Kendati begitu, Muzani menegaskan, tidak semua perkara di MK membutuhkan keterangan dari MPR. Untuk perkara yang berkaitan dengan pengujian undang-undang, keterangan cukup diberikan oleh DPR sebagai pembentuk undang-undang.

2. Teken MoU, MPR bakal terima salinan putusan MK

Pimpinan Majelis Permusyawaratan Rakyat (MPR) menggelar pertemuan dengan jajaran Hakim Konstitusi di Gedung Mahkamah Konstitusi (MK), Jakarta Pusat, Rabu (8/7/2026) sore (IDN Times/Yosafat Diva Bayu Wisesa)

MPR dan MK juga menandatangani nota kesepahaman (MoU). Kesepakatan tersebut mengatur pemberian salinan putusan MK kepada MPR serta mekanisme koordinasi apabila MPR memerlukan penjelasan terkait putusan tertentu.

"Kami sudah menandatangani, saya sebagai Ketua MPR. Pak Suhartoyo sebagai Ketua Mahkamah Konstitusi, MoU antara MPR dan MK tentang salinan-salinan keputusan MK yang MPR minta mendapatkan salinan setiap ada putusan. Dan dalam banyak hal MPR akan minta keterangannya dalam MK memutuskan tentang banyak putusan," ujar Muzani.

Selain itu, kata dia, diskusi dengan para hakim konstitusi juga menyinggung kemungkinan amandemen UUD 1945. Menurut dia, para hakim memberikan sejumlah pandangan, tetapi tetap menyerahkan sepenuhnya keputusan mengenai amandemen kepada MPR.

"Tadi kami dengan Mahkamah Konstitusi juga berbicara tentang beberapa hal yang berkaitan dengan amandemen konstitusi kita, Undang-Undang Dasar 45 dan cukup banyak pandangan, masukan yang diberikan oleh teman-teman Mahkamah Konstitusi. Tetapi pada prinsipnya teman-teman Mahkamah Konstitusi menyerahkan sepenuhnya kepada MPR untuk mengambil keputusan. Karena itu sepenuhnya kewenangan Majelis Permusyawaratan Rakyat," ujar dia.
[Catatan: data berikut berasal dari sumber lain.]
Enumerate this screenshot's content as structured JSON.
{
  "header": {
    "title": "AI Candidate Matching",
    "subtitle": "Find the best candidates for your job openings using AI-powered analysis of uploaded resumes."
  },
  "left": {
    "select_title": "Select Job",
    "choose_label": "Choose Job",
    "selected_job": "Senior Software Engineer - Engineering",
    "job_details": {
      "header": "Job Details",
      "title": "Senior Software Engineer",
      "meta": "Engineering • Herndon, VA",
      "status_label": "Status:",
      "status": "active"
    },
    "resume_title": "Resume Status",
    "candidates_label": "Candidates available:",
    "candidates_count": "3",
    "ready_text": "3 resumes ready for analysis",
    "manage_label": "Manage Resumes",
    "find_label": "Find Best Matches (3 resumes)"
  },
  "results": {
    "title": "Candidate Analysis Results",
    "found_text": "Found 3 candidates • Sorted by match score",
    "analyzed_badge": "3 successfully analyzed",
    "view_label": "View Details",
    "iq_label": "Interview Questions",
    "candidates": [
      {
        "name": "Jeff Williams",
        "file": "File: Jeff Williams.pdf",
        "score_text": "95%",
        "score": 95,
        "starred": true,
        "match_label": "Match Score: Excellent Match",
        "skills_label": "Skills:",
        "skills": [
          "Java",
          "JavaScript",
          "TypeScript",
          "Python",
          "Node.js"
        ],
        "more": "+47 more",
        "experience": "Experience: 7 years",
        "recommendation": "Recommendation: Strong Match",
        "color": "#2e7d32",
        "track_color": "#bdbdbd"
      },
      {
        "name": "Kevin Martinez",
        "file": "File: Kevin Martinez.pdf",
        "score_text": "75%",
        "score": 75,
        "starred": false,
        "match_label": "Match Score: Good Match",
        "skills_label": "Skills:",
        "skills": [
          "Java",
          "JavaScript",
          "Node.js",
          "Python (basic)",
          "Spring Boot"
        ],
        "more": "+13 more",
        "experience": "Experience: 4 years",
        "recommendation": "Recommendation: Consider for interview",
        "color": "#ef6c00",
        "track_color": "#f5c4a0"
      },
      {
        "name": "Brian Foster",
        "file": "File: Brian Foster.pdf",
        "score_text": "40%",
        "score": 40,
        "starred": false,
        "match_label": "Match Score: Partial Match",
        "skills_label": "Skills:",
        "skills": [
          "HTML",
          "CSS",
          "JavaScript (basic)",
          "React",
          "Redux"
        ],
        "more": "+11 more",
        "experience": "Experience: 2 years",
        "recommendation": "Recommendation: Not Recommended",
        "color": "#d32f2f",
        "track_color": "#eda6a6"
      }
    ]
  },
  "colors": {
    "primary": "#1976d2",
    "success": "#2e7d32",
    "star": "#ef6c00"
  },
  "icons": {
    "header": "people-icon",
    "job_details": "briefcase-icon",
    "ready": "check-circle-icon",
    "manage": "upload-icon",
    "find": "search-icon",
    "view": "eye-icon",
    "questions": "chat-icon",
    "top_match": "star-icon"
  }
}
Muzani mengatakan, apabila MPR nantinya memutuskan melakukan amandemen konstitusi, maka tugas MK adalah menafsirkan serta mengawal implementasi hasil perubahan tersebut sesuai kewenangan yang diberikan UUD 1945.

3. MPR lanjutkan safari kebangsaan ke lembaga negara

Pimpinan Majelis Permusyawaratan Rakyat (MPR) menggelar pertemuan dengan jajaran Hakim Konstitusi di Gedung Mahkamah Konstitusi (MK), Jakarta Pusat, Rabu (8/7/2026) sore (IDN Times/Yosafat Diva Bayu Wisesa)
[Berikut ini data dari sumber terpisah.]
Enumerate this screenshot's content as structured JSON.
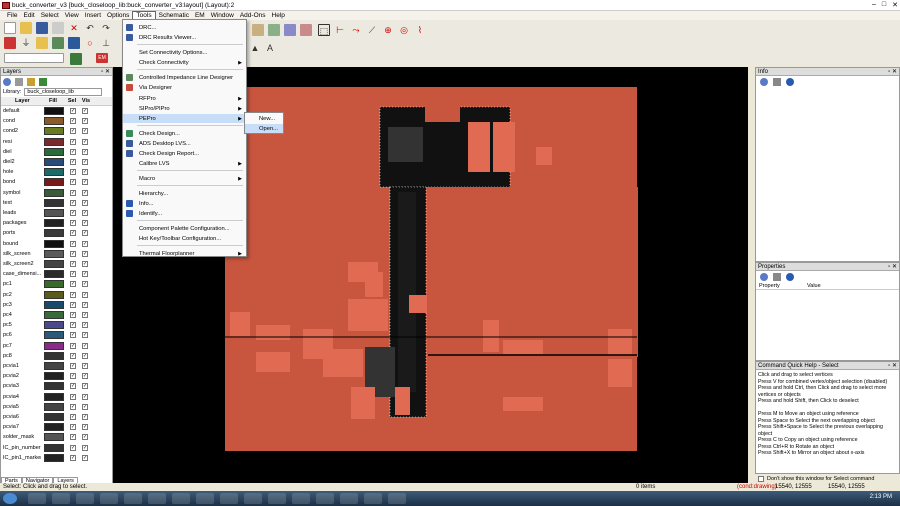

Usai bertemu MK, MPR akan melanjutkan rangkaian silaturahmi kebangsaan ke sejumlah lembaga negara lain sebagai bagian dari persiapan Sidang Tahunan MPR.

Muzani mengatakan, dalam waktu dekat pimpinan MPR dijadwalkan bertemu Mahkamah Agung, kemudian melanjutkan kunjungan kepada Presiden, Wakil Presiden, serta lembaga negara lainnya.
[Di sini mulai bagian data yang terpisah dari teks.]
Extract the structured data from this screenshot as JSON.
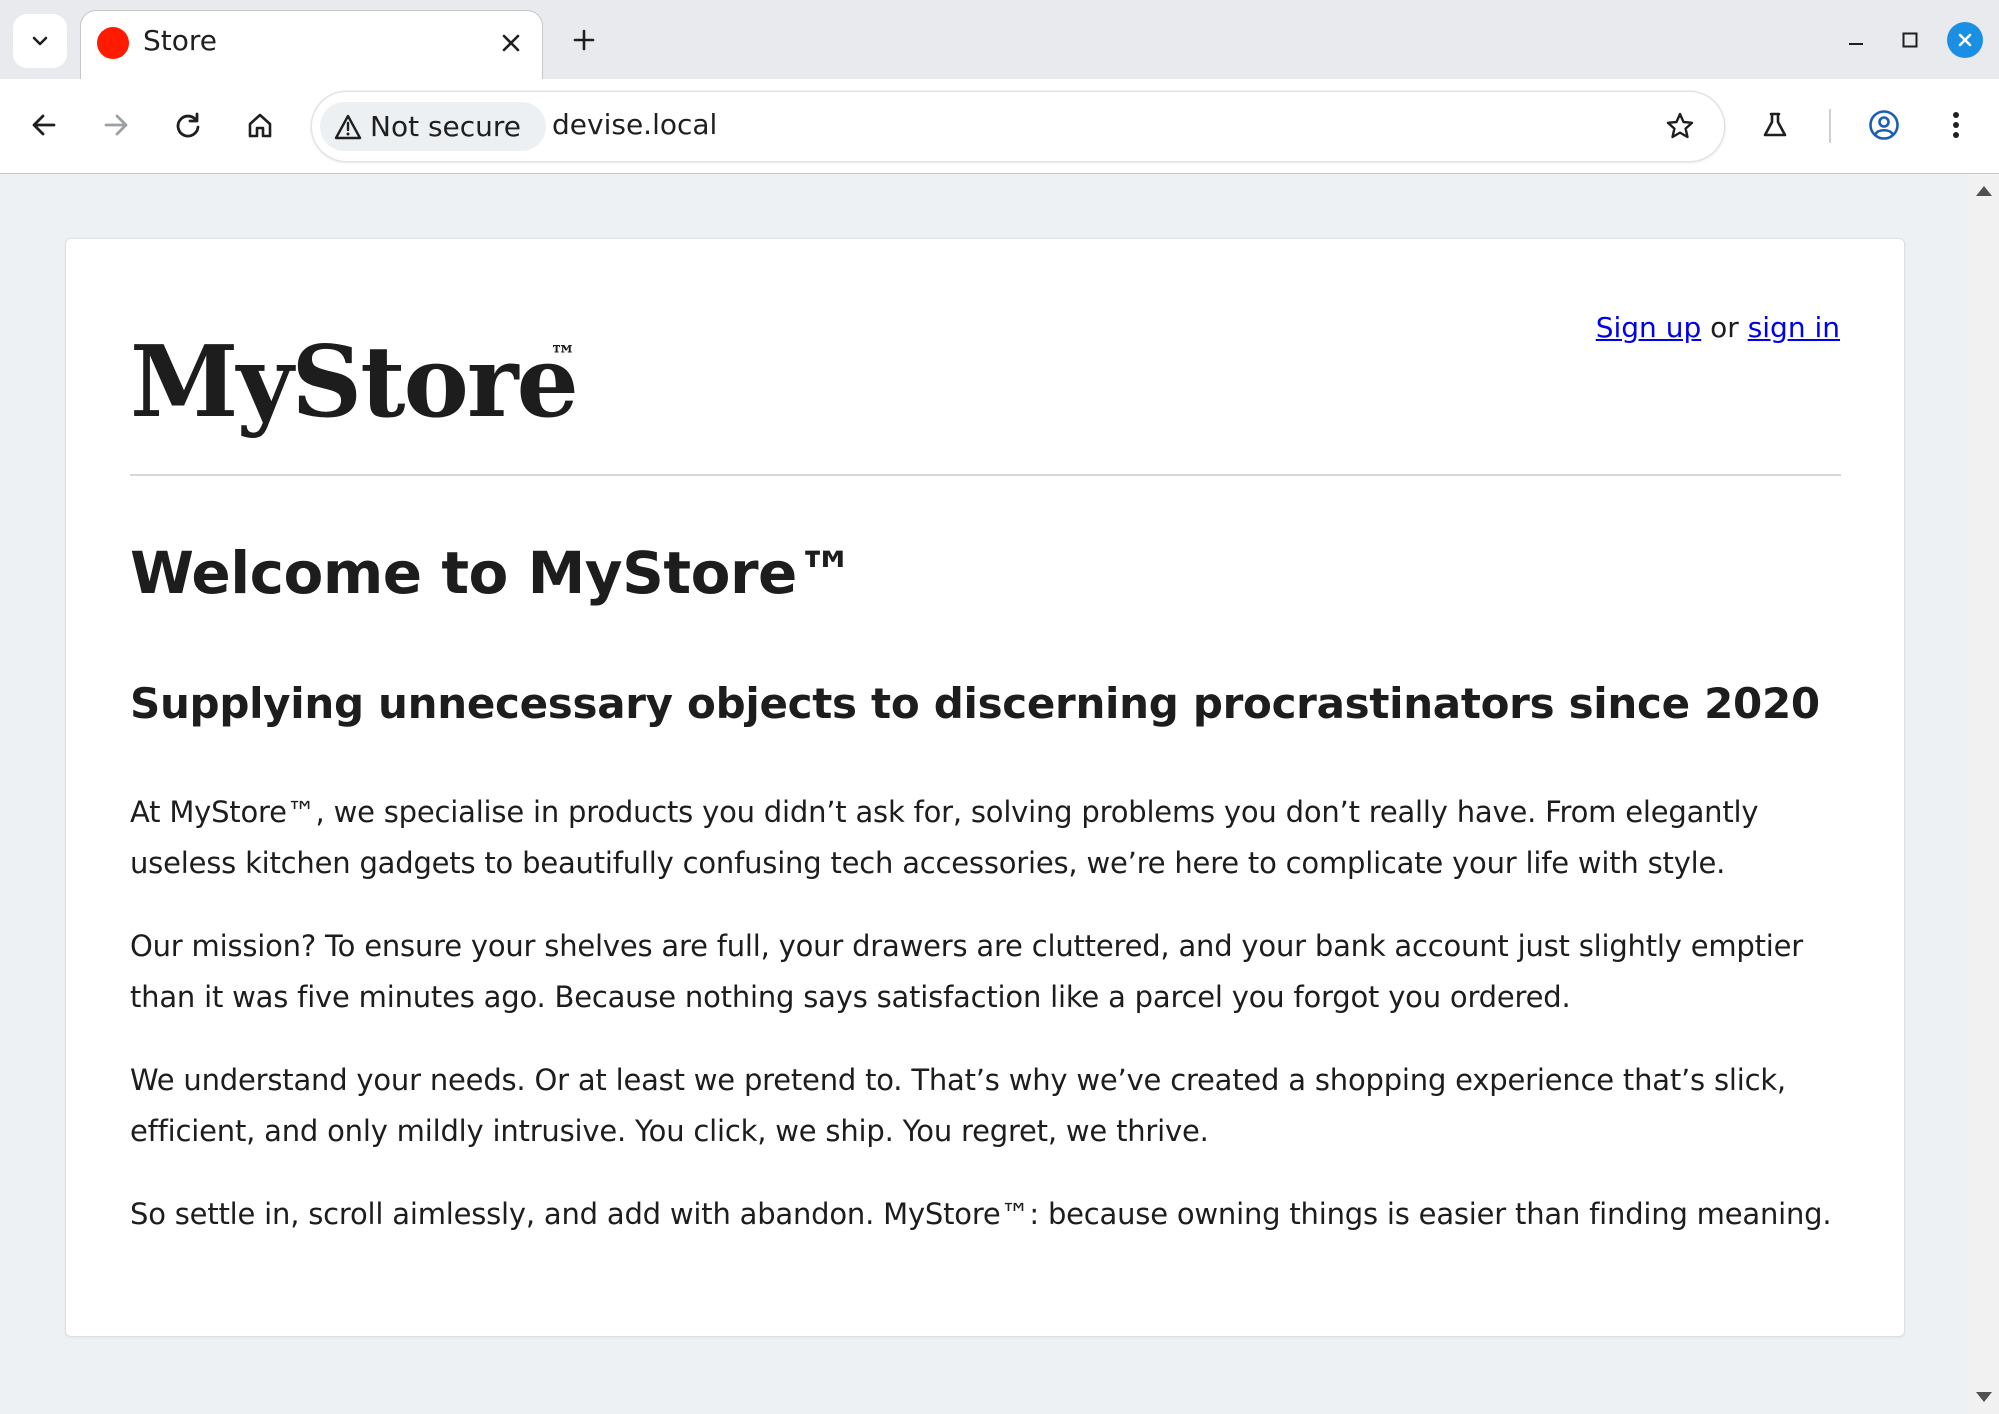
{
  "browser": {
    "tab": {
      "title": "Store"
    },
    "omnibox": {
      "security_chip": "Not secure",
      "url": "devise.local"
    }
  },
  "page": {
    "logo": "MyStore",
    "logo_mark": "™",
    "auth": {
      "sign_up": "Sign up",
      "connector": "or",
      "sign_in": "sign in"
    },
    "heading": "Welcome to MyStore™",
    "subheading": "Supplying unnecessary objects to discerning procrastinators since 2020",
    "paragraphs": [
      "At MyStore™, we specialise in products you didn’t ask for, solving problems you don’t really have. From elegantly useless kitchen gadgets to beautifully confusing tech accessories, we’re here to complicate your life with style.",
      "Our mission? To ensure your shelves are full, your drawers are cluttered, and your bank account just slightly emptier than it was five minutes ago. Because nothing says satisfaction like a parcel you forgot you ordered.",
      "We understand your needs. Or at least we pretend to. That’s why we’ve created a shopping experience that’s slick, efficient, and only mildly intrusive. You click, we ship. You regret, we thrive.",
      "So settle in, scroll aimlessly, and add with abandon. MyStore™: because owning things is easier than finding meaning."
    ]
  }
}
Selain itu, MPR juga akan menyampaikan undangan sidang tahunan kepada para mantan presiden, mantan wakil presiden, dan ketua umum partai politik.

"Setelah ini kita akan ketemu dengan Mahkamah Agung. Mungkin minggu depan dan semua lembaga negara nanti kita akan temui termasuk dengan presiden, dengan wapres akan temui. Kemudian untuk surat-surat undangan tentu saja akan kami sampaikan terutama kepada mantan presiden, mantan wakil presiden, dan tentu saja ketua umum partai politik," kata Muzani.